Jane, however, discovers holiday cheer is fleeting. One of the Yuletide dies in a tragic accident whose circumstances Jane immediately views with suspicion. If the accident was in fact murder, the killer is one of Jane’s fellow snow-bound guests. With clues scattered amidst cleverly-crafted charades, dark secrets coming to light during parlor games, and old friendships returning to haunt the Christmas parties, whom can Jane trust to help her discover the truth and stop the killer from striking again?
I thought it might be fun to try out the Jane Austen mystery series by starting with a Christmas special, a book set over the twelve days of Christmas. I’m fond of Jane Austenish stories and I usually enjoy Kate Reading’s narration, so my wife and I sat down this evening ready to be entertained by a cosy Christmas mystery.

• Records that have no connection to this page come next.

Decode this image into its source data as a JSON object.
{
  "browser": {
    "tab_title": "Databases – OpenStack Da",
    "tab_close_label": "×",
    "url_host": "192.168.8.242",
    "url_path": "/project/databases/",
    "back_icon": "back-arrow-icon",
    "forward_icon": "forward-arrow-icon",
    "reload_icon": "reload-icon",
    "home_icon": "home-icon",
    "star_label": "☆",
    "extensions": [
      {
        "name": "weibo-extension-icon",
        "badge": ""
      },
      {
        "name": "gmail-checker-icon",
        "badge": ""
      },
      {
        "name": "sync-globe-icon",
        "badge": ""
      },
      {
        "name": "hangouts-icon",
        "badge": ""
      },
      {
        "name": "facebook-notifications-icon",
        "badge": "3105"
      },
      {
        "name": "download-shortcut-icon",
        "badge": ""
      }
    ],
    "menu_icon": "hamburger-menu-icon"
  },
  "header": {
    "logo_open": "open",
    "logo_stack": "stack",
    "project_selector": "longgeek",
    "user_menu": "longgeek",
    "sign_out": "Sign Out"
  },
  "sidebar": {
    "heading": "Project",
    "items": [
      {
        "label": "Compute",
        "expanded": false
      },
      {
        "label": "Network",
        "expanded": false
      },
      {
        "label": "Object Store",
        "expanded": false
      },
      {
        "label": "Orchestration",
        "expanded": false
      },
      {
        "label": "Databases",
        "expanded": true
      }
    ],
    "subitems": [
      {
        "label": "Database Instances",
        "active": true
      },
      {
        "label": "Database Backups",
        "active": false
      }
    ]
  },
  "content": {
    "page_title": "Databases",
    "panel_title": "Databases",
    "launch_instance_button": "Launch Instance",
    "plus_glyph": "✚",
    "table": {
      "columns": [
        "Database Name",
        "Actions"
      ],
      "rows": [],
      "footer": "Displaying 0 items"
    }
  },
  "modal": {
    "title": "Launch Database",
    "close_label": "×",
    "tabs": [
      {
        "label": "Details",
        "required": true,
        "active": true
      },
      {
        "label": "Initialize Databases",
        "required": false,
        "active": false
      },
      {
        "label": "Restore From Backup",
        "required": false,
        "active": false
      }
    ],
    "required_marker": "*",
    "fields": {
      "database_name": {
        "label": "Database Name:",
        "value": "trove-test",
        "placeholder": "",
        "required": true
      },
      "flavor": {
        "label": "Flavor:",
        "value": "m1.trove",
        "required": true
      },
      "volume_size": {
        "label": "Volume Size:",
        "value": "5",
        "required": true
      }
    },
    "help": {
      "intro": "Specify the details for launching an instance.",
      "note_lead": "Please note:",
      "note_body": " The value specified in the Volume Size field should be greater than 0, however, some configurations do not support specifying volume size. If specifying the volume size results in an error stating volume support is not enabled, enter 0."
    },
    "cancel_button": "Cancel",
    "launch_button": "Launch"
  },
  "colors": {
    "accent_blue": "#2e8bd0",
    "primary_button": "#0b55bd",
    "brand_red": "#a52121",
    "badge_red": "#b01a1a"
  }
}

Sadly, we didn’t make it further than the first day of Christmas. We listened to a little over an hour of the book with a slowly fading hope of entertainment that died altogether during a long look-at-all-the-details-I’ve-researched description of The Vines, the country house in which I assume the murder would take place.
The text was heavy the dialogue was laboured and unconvincing and the action minimal. I think the book suffered because I couldn’t help comparing it to Jane Austen’s writing which delivers the narrative with a light touch, powered by sparkling dialogue and witty descriptions of people and their habits. It was the reading equivalent of walking into a well-proportioned Georgian room and finding it so stuffed with Victorian bric-a-brac that all its elegance has been lost.
This is book twelve in the series so these books must be working well for some readers but I’m afraid it’s not for me.